Evolution of the Identity
Where Darwin was wrong, he was pretty dang wrong.
When I published "How Fuzzy is Sex?" earlier this week, it hadn't occurred to me I was opening a three-part series. This is the second part, which focuses on what I perceive as misrepresentation of evolution. The final part will link the two and demonstrate the need to focus attention on gender as opposed to sex as the driving force behind individual expression as well as humanity's progress as a whole.

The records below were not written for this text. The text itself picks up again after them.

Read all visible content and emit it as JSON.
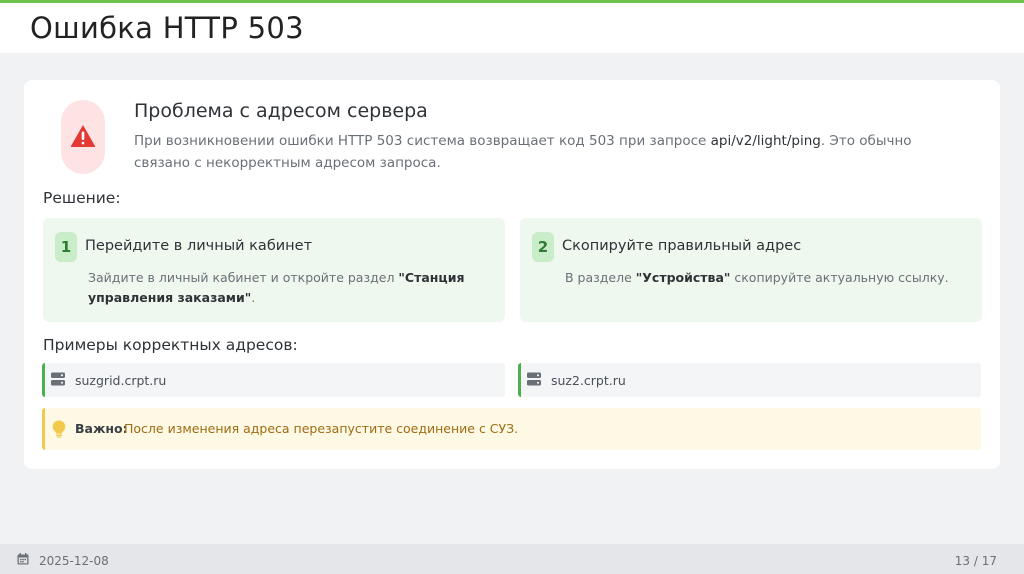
{
  "page_title": "Ошибка HTTP 503",
  "problem": {
    "title": "Проблема с адресом сервера",
    "text_before": "При возникновении ошибки HTTP 503 система возвращает код 503 при запросе ",
    "code": "api/v2/light/ping",
    "text_after": ". Это обычно связано с некорректным адресом запроса."
  },
  "solution_label": "Решение:",
  "steps": [
    {
      "number": "1",
      "title": "Перейдите в личный кабинет",
      "desc_before": "Зайдите в личный кабинет и откройте раздел ",
      "desc_bold": "\"Станция управления заказами\"",
      "desc_after": "."
    },
    {
      "number": "2",
      "title": "Скопируйте правильный адрес",
      "desc_before": "В разделе ",
      "desc_bold": "\"Устройства\"",
      "desc_after": " скопируйте актуальную ссылку."
    }
  ],
  "examples_label": "Примеры корректных адресов:",
  "addresses": [
    "suzgrid.crpt.ru",
    "suz2.crpt.ru"
  ],
  "notice": {
    "label": "Важно:",
    "text": "После изменения адреса перезапустите соединение с СУЗ."
  },
  "footer": {
    "date": "2025-12-08",
    "page": "13 / 17"
  },
  "colors": {
    "accent": "#6cc24a",
    "alert_red": "#e53935",
    "step_bg": "#eef8ee",
    "notice_border": "#f2c94c",
    "notice_text": "#a06b12"
  }
}
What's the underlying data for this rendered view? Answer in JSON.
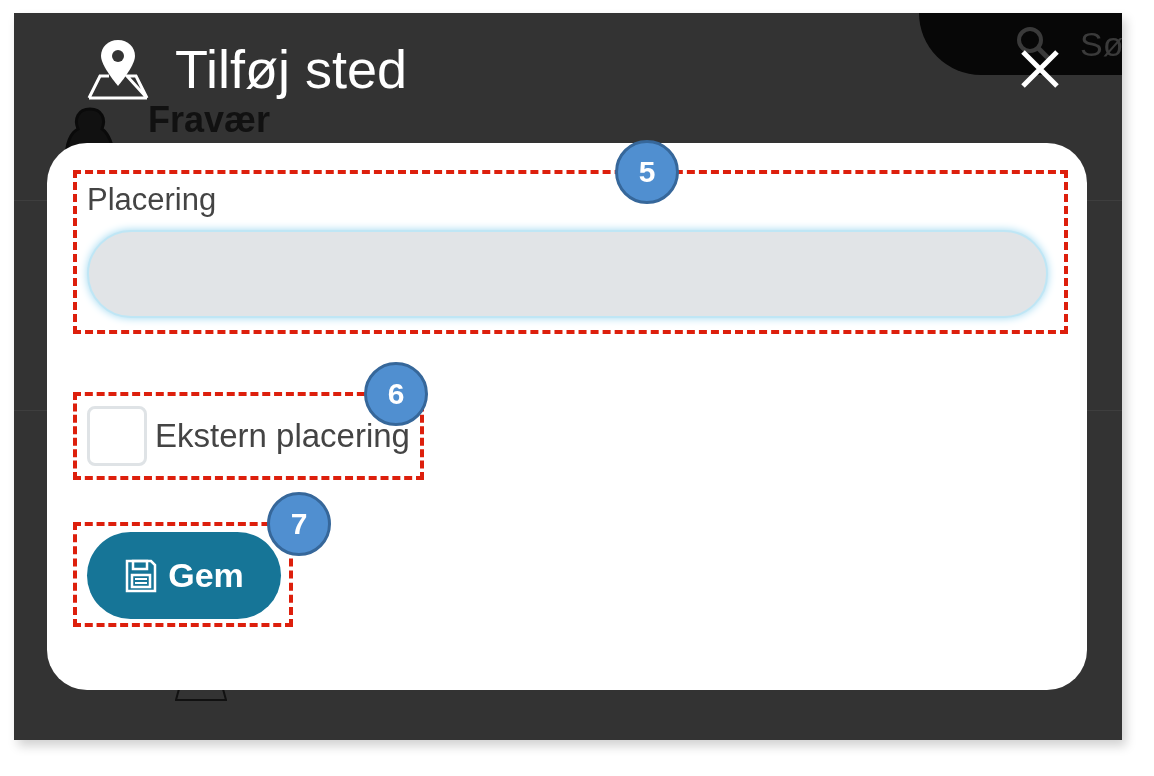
{
  "background": {
    "section_title": "Fravær",
    "search_label": "Sø"
  },
  "dialog": {
    "title": "Tilføj sted"
  },
  "form": {
    "location_field": {
      "label": "Placering",
      "focused": true,
      "badge": "5"
    },
    "external_checkbox": {
      "label": "Ekstern placering",
      "checked": false,
      "badge": "6"
    },
    "save_button": {
      "label": "Gem",
      "badge": "7"
    }
  }
}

The misrepresentation of evolution today - whether by popular media or formal education - dates back to Charles Darwin's original 1859 treatise "On the Origin of Species." In his book, Darwin coined the phrase "the survival of the fittest" to explain not only variation among beaks in finches in the Galápagos Islands, but the overall strength of a species, including justifying misogynistic human behavioral patterns. Darwin's focus on survival and strength has fueled a further misrepresentation that evolution is purely physical, with no effect from social, cultural, or philosophical patterns.
With politics the way it is today, we cannot afford to misunderstand why we exist and how we may improve. By continuing to feed a "fratboy" approach to human progress at the expense of developing individual identity, we set the stage for our demise amid self-congratulatory high-fives. We may not witness the conclusion of the species, as it were, but certainly the dimming of Western culture.